The Big Cigarette Scam
We will stay with hi-tech equipment for a while. In 1973, Monique Laurent became the face of this roulette fraud. Together with their husband and brother, they managed to cheat the French Casino Deauville by over $ 1 million. In just a week.
At that time, Laurent's brother worked as a roulette dealer in the casino, and from the beginning of his career, he wondered how to beat the roulette. Eventually, he and his beautiful sister came up with an almost perfect plan. They implanted a radio receiver in a ball and concealed a transmitter in a cigarette box. Once the device was activated, the modified ball ended up in a sector of six digits. While her husband was betting, Monique controlled the device in the cigarette box.
The whole action was revealed by accident. Attractive Monique caught the eye of the casino owner, and he started to make her suggestions. For obvious reasons, Monique stubbornly refused these proposals. The owner noticed Monique itself virtually does not play, but on the contrary, often suspiciously moves at very lossy roulette.
The casino eventually had to hire detectives to disclose the detail of this particular roulette cheat. Monique herself did not go to jail for fraud.
How Magnets Beat Roulette
This case happened in 2003 in Austria. According to all information, the roulette cheaters consisted of four Germans and one Austrian. The gang won tens of thousands of euros in a casino in Vienna, thanks to the fact that it managed to get a specially modified ball with a magnet on the roulette table.
According to the police, this group of five people created an electromagnetic field using a hidden device, probably in a watch.

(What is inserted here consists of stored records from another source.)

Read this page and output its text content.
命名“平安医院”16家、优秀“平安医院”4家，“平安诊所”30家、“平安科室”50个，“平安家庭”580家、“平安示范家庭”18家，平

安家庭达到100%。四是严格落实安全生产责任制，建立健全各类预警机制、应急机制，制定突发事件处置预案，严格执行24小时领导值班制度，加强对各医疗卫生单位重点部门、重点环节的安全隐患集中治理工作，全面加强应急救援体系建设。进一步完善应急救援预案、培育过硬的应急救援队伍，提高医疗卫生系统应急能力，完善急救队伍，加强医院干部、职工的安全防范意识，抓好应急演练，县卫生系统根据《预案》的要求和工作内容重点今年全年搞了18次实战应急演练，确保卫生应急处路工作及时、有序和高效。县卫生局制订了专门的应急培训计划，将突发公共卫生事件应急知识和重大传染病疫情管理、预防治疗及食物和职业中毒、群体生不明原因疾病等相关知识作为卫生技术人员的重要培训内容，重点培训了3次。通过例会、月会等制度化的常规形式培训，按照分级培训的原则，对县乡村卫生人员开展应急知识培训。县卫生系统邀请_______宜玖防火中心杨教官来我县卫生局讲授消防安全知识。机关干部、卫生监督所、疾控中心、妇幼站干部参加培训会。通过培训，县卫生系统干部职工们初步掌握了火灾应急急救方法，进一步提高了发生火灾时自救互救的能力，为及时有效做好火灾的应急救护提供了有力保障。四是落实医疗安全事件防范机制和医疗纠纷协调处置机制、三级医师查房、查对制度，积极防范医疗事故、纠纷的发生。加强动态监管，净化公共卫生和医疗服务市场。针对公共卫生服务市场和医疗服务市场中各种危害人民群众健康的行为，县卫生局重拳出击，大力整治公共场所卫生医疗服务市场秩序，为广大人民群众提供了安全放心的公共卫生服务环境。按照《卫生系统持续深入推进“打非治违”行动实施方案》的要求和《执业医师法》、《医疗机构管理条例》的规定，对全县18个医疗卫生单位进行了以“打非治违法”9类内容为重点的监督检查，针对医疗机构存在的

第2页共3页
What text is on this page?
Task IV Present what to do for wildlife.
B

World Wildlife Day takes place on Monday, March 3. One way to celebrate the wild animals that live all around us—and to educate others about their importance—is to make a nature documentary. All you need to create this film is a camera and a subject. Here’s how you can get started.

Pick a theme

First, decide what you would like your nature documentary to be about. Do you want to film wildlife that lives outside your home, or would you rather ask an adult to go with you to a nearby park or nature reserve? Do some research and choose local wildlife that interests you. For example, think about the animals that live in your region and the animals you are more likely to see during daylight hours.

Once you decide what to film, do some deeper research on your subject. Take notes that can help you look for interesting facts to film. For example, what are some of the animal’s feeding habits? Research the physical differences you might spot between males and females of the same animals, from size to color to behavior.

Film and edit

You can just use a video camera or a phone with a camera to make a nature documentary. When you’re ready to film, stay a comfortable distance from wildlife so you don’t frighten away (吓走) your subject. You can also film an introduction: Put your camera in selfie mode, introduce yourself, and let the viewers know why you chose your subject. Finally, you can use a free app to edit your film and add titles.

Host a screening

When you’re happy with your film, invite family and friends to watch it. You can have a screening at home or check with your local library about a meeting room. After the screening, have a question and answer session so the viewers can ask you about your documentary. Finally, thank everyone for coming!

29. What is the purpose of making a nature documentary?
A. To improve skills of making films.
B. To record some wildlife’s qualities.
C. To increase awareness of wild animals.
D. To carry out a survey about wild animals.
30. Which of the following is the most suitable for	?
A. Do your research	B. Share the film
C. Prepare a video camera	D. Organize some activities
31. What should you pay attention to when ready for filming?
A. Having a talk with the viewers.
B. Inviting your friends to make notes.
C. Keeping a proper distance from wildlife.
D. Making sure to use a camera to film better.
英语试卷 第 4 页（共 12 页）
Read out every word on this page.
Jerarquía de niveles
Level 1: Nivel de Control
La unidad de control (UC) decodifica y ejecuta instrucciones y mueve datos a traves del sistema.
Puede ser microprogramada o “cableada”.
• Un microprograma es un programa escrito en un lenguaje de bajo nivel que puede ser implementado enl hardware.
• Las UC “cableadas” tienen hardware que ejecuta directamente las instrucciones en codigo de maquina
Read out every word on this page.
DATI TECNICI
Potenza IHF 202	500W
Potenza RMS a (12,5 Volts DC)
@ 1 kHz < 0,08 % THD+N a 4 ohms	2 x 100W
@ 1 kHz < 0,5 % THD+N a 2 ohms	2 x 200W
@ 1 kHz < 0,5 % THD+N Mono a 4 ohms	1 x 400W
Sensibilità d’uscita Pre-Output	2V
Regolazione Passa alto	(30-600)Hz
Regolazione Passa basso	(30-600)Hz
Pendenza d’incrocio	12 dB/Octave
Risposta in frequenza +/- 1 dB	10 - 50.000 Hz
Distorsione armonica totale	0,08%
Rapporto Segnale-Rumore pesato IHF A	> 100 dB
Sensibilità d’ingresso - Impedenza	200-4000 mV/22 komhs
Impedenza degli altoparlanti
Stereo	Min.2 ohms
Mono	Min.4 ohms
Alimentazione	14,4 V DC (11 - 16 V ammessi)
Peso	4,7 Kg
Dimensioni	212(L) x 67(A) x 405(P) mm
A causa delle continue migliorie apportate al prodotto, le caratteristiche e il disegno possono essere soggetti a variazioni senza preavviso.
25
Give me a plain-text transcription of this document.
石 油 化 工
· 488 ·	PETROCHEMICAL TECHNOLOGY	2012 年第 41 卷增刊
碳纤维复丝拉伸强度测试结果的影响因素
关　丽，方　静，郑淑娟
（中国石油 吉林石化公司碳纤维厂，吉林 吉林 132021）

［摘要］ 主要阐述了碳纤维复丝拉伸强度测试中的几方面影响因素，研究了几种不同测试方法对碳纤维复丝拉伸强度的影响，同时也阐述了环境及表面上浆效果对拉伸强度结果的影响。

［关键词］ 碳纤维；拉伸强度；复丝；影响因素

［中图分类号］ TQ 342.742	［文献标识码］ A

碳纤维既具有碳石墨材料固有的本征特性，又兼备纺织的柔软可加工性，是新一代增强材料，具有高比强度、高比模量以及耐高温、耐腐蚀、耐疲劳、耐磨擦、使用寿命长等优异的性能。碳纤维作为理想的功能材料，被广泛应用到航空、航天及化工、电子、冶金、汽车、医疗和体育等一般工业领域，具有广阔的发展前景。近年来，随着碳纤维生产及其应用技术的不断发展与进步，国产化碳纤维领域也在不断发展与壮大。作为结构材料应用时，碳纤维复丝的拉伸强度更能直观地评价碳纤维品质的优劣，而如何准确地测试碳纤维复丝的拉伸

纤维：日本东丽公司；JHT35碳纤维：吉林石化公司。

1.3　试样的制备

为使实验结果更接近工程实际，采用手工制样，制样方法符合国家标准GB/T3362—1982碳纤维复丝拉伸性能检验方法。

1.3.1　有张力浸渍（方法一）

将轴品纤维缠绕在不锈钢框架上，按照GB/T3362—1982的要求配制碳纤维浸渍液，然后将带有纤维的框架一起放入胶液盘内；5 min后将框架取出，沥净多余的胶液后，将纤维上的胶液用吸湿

The ball then fell into one sector. Unknown scammers didn't win every game, but they managed to take around € 200,000 from the casino.
It is interesting how the casino found out about their roulette fraud. As the dealer picked up the ball, it stuck to his metal button on his jacket. After the incident, the group quickly left the casino and no longer showed up. Only a mystery of how I managed to change the ball was left behind.
Richard Marcus and his Quick Hands
Richard Marcus is probably the most famous casino cheater of all time. He has operated with his group in the US for over 20 years and made millions of dollars.
Marcus seemed to have had a sense of gambling since his early years. He moved to the city of sins from New York in 1976 with $ 30,000 winning on races. However, he lost all of his money shortly after. Marcus then lived as a homeless for a while and found a job a dealer in a casino.
As he was dealing cards, a certain Joe Classon approached him and offered him to cheat the casino together. Using a pre-mixed deck, they won more than $ 20,000. It was also Classon who introduced him to late chip placement.
The trick was that Markus always placed a few low-value chips and placed a high-value chip at the very bottom of the stack. If the bet won, he left a high chip on the table. If, on the other hand, in the lost situation, Marcus discreetly pulled the chip from the bottom of the stack. In this way, he operated with his group for more than 20 years until 1999, when he decided to retire and write down his memories.